Wieder macht er eine längere Pause. „Aline sagte auch, ich würde mich mehr um Dinge kümmern als um Menschen. Meine Plattensammlung und so.“ Crumb macht eine flüchtige Handbewegung und lacht wie eine seiner Comicfiguren: „Hi, hi, hi!“ Dann scheint er ernsthaft über den Gedanken nachzusinnen. „Wenn ich meine Plattensammlung verlieren sollte, glaube ich nicht, dass es mir so das Herz brechen würde, wie als Aline starb. Ich habe einen Fluss von Tränen geweint. Es wird nie wieder dasselbe sein.“

„Was danach kommt“

Crumb und Kominsky haben eine Tochter: Sophie Crumb ist ebenfalls Comiczeichnerin, sie lebt mit drei Kindern nur ein paar Häuser weiter. Die Enkel kommen oft ins Haus des Großvaters, dann musizieren drei Generationen zusammen, „altes Zeugs, Volksmusik“.

Auch wenn Robert Crumb nicht vor Lebenskraft strotzt wie seine weiblichen Figuren, wirkt er mit achtzig Jahren kerngesund: „Yeah, ich bin okay!“ Macht es ihm Angst, dass der Tod näher kommt? „Als ich jung war“, sagt Crumb, „sah ich alte Leute und fragte mich: Wie ertragen sie den Gedanken, dass sie bald sterben werden?
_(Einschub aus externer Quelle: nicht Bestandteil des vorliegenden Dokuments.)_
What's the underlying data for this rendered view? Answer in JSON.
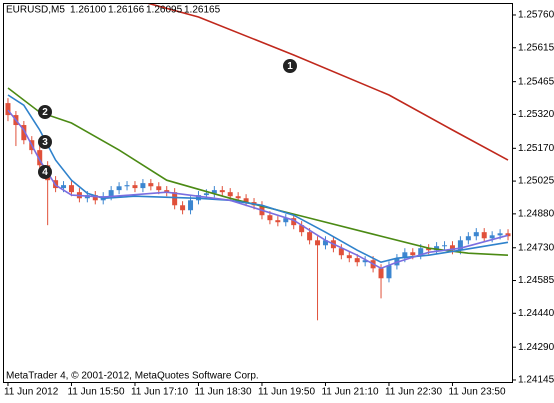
{
  "chart_data": {
    "type": "candlestick",
    "title": "EURUSD,M5",
    "header_values": [
      {
        "value": 1.261,
        "label": "1.26100"
      },
      {
        "value": 1.26166,
        "label": "1.26166"
      },
      {
        "value": 1.26095,
        "label": "1.26095"
      },
      {
        "value": 1.26165,
        "label": "1.26165"
      }
    ],
    "footer": "MetaTrader 4, © 2001-2012, MetaQuotes Software Corp.",
    "up_color": "#3c86d0",
    "down_color": "#e0503a",
    "open": [
      1.2537,
      1.25317,
      1.25273,
      1.25206,
      1.25162,
      1.25095,
      1.25029,
      1.24994,
      1.25007,
      1.24976,
      1.24949,
      1.24963,
      1.2494,
      1.24958,
      1.24985,
      1.25002,
      1.25007,
      1.24994,
      1.25016,
      1.25002,
      1.24985,
      1.24976,
      1.24918,
      1.24896,
      1.2494,
      1.24963,
      1.24971,
      1.24985,
      1.24976,
      1.24958,
      1.24949,
      1.24932,
      1.24918,
      1.24874,
      1.24852,
      1.24843,
      1.24861,
      1.2483,
      1.24799,
      1.24763,
      1.24741,
      1.24763,
      1.24728,
      1.24697,
      1.24684,
      1.24666,
      1.24675,
      1.24639,
      1.24595,
      1.24652,
      1.24684,
      1.2471,
      1.24697,
      1.24728,
      1.24719,
      1.24737,
      1.24741,
      1.24719,
      1.24763,
      1.24781,
      1.24799,
      1.24772,
      1.24785,
      1.24794
    ],
    "high": [
      1.25392,
      1.25335,
      1.25291,
      1.25224,
      1.2518,
      1.25113,
      1.25047,
      1.25025,
      1.25025,
      1.24994,
      1.24981,
      1.24981,
      1.24976,
      1.25003,
      1.2502,
      1.25025,
      1.25025,
      1.25034,
      1.25034,
      1.2502,
      1.25003,
      1.24994,
      1.24936,
      1.24958,
      1.24981,
      1.24989,
      1.25003,
      1.25003,
      1.24994,
      1.24976,
      1.24967,
      1.2495,
      1.24936,
      1.24892,
      1.2487,
      1.24879,
      1.24879,
      1.24848,
      1.24817,
      1.24781,
      1.24781,
      1.24781,
      1.24746,
      1.24715,
      1.24702,
      1.24693,
      1.24693,
      1.24657,
      1.2467,
      1.24702,
      1.24728,
      1.24728,
      1.24746,
      1.24746,
      1.24755,
      1.24759,
      1.24759,
      1.24781,
      1.24799,
      1.24817,
      1.24817,
      1.24803,
      1.24812,
      1.24812
    ],
    "low": [
      1.2529,
      1.2518,
      1.25188,
      1.25144,
      1.25077,
      1.2483,
      1.24976,
      1.24976,
      1.24958,
      1.24931,
      1.24931,
      1.24922,
      1.24922,
      1.2494,
      1.24967,
      1.24984,
      1.24976,
      1.24976,
      1.24984,
      1.24967,
      1.24958,
      1.249,
      1.24878,
      1.24878,
      1.24922,
      1.24945,
      1.24953,
      1.24958,
      1.2494,
      1.24931,
      1.24914,
      1.249,
      1.24856,
      1.24834,
      1.24825,
      1.24825,
      1.24812,
      1.24781,
      1.24745,
      1.24409,
      1.24723,
      1.2471,
      1.24679,
      1.24666,
      1.24648,
      1.24648,
      1.24621,
      1.24506,
      1.24577,
      1.24634,
      1.24666,
      1.24679,
      1.24679,
      1.24701,
      1.24701,
      1.24719,
      1.24701,
      1.24701,
      1.24745,
      1.24763,
      1.24754,
      1.24754,
      1.24767,
      1.24763
    ],
    "close": [
      1.25317,
      1.25273,
      1.25206,
      1.25162,
      1.25095,
      1.25029,
      1.24994,
      1.25007,
      1.24976,
      1.24949,
      1.24963,
      1.2494,
      1.24958,
      1.24985,
      1.25002,
      1.25007,
      1.24994,
      1.25016,
      1.25002,
      1.24985,
      1.24976,
      1.24918,
      1.24896,
      1.2494,
      1.24963,
      1.24971,
      1.24985,
      1.24976,
      1.24958,
      1.24949,
      1.24932,
      1.24918,
      1.24874,
      1.24852,
      1.24843,
      1.24861,
      1.2483,
      1.24799,
      1.24763,
      1.24741,
      1.24763,
      1.24728,
      1.24697,
      1.24684,
      1.24666,
      1.24675,
      1.24639,
      1.24595,
      1.24652,
      1.24684,
      1.2471,
      1.24697,
      1.24728,
      1.24719,
      1.24737,
      1.24741,
      1.24719,
      1.24763,
      1.24781,
      1.24799,
      1.24772,
      1.24785,
      1.24794,
      1.24781
    ],
    "lines": [
      {
        "color": "#c0281c",
        "x": [
          17,
          24,
          36,
          48,
          56,
          63
        ],
        "values": [
          1.25818,
          1.25751,
          1.25583,
          1.25406,
          1.25251,
          1.25118
        ]
      },
      {
        "color": "#4b8a14",
        "x": [
          0,
          4,
          8,
          14,
          20,
          28,
          37,
          46,
          53,
          58,
          63
        ],
        "values": [
          1.25437,
          1.2533,
          1.25282,
          1.25162,
          1.25029,
          1.24949,
          1.2487,
          1.2479,
          1.24728,
          1.24706,
          1.24697
        ]
      },
      {
        "color": "#2f82cc",
        "x": [
          0,
          2,
          4,
          6,
          8,
          10,
          12,
          16,
          24,
          28,
          32,
          36,
          40,
          44,
          47,
          49,
          53,
          57,
          63
        ],
        "values": [
          1.25406,
          1.25361,
          1.25251,
          1.25118,
          1.25029,
          1.24971,
          1.24949,
          1.24958,
          1.24949,
          1.2494,
          1.24918,
          1.24874,
          1.24799,
          1.24719,
          1.24666,
          1.24684,
          1.24697,
          1.24719,
          1.24754
        ]
      },
      {
        "color": "#7a6ee0",
        "x": [
          0,
          2,
          4,
          6,
          8,
          12,
          20,
          28,
          36,
          40,
          44,
          47,
          49,
          53,
          57,
          63
        ],
        "values": [
          1.25339,
          1.25251,
          1.25118,
          1.25007,
          1.24963,
          1.24954,
          1.24976,
          1.2494,
          1.24852,
          1.24763,
          1.24697,
          1.24639,
          1.24666,
          1.2471,
          1.24728,
          1.24785
        ]
      }
    ],
    "annotations": [
      "1",
      "2",
      "3",
      "4"
    ],
    "xlim": [
      -0.5,
      63.5
    ],
    "xticks": [
      {
        "value": 0,
        "label": "11 Jun 2012"
      },
      {
        "value": 8,
        "label": "11 Jun 15:50"
      },
      {
        "value": 16,
        "label": "11 Jun 17:10"
      },
      {
        "value": 24,
        "label": "11 Jun 18:30"
      },
      {
        "value": 32,
        "label": "11 Jun 19:50"
      },
      {
        "value": 40,
        "label": "11 Jun 21:10"
      },
      {
        "value": 48,
        "label": "11 Jun 22:30"
      },
      {
        "value": 56,
        "label": "11 Jun 23:50"
      }
    ],
    "ylim": [
      1.24136,
      1.25813
    ],
    "yticks": [
      {
        "value": 1.2576,
        "label": "1.25760"
      },
      {
        "value": 1.25615,
        "label": "1.25615"
      },
      {
        "value": 1.25465,
        "label": "1.25465"
      },
      {
        "value": 1.2532,
        "label": "1.25320"
      },
      {
        "value": 1.2517,
        "label": "1.25170"
      },
      {
        "value": 1.25025,
        "label": "1.25025"
      },
      {
        "value": 1.2488,
        "label": "1.24880"
      },
      {
        "value": 1.2473,
        "label": "1.24730"
      },
      {
        "value": 1.24585,
        "label": "1.24585"
      },
      {
        "value": 1.2444,
        "label": "1.24440"
      },
      {
        "value": 1.2429,
        "label": "1.24290"
      },
      {
        "value": 1.24145,
        "label": "1.24145"
      }
    ]
  }
}
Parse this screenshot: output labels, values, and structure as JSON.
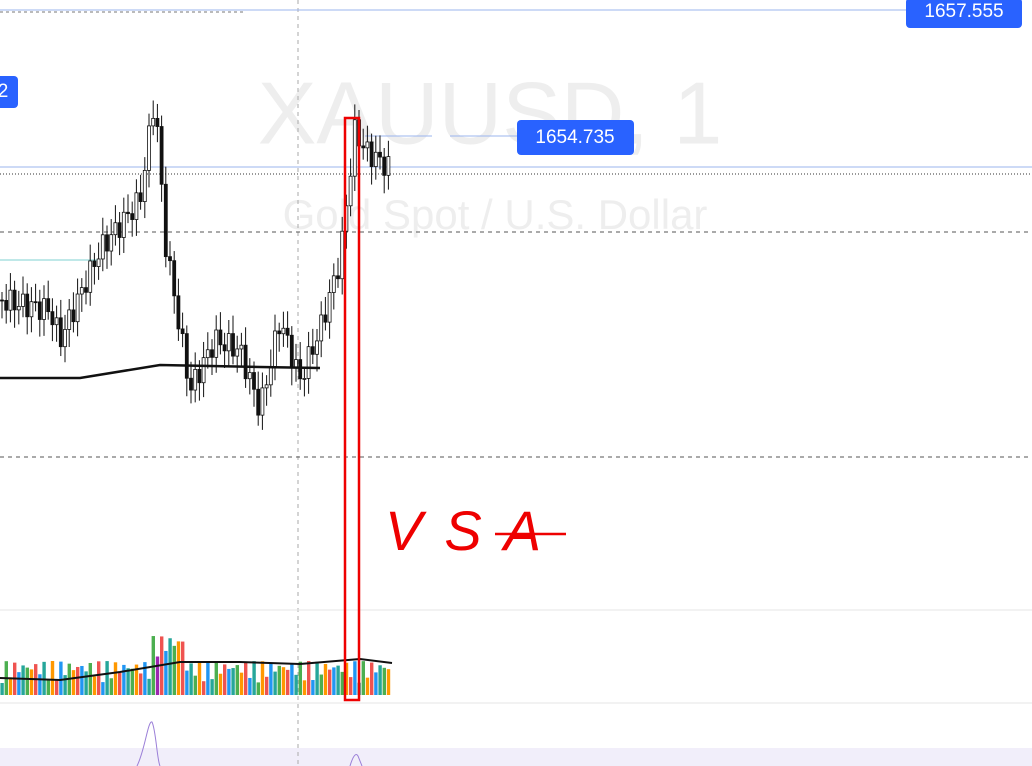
{
  "price_labels": {
    "top": "1657.555",
    "current": "1654.735",
    "left_cut": "2"
  },
  "watermark": {
    "symbol": "XAUUSD, 1",
    "description": "Gold Spot / U.S. Dollar"
  },
  "annotation": "VSA"
}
Jetzt weiß ich es. Man kann sich auf das Ende der eigenen Existenz einstellen. Was auch immer danach kommt, wer weiß.“

Das klingt fast nach einer religiösen Wendung. Hat sich Crumb nicht schon 2009 mit seiner wortgetreuen, weltweit gefeierten Comicfassung der Bibel, „Das Buch Genesis“, dem Katholizismus seiner Kindheit angenähert? „Die Bibel ist das Wort der Menschen, nicht das Wort Gottes“, sagt Crumb. „Aber irgendwo da draußen ist eine höhere Intelligenz, die uns auf irgendeine Weise helfen kann. Ich habe genug psychedelische Substanzen genommen, um zu wissen, dass diese Macht tatsächlich da ist.“

Die deutsche Ausgabe gibt es, aber sie ist nicht leicht zu finden.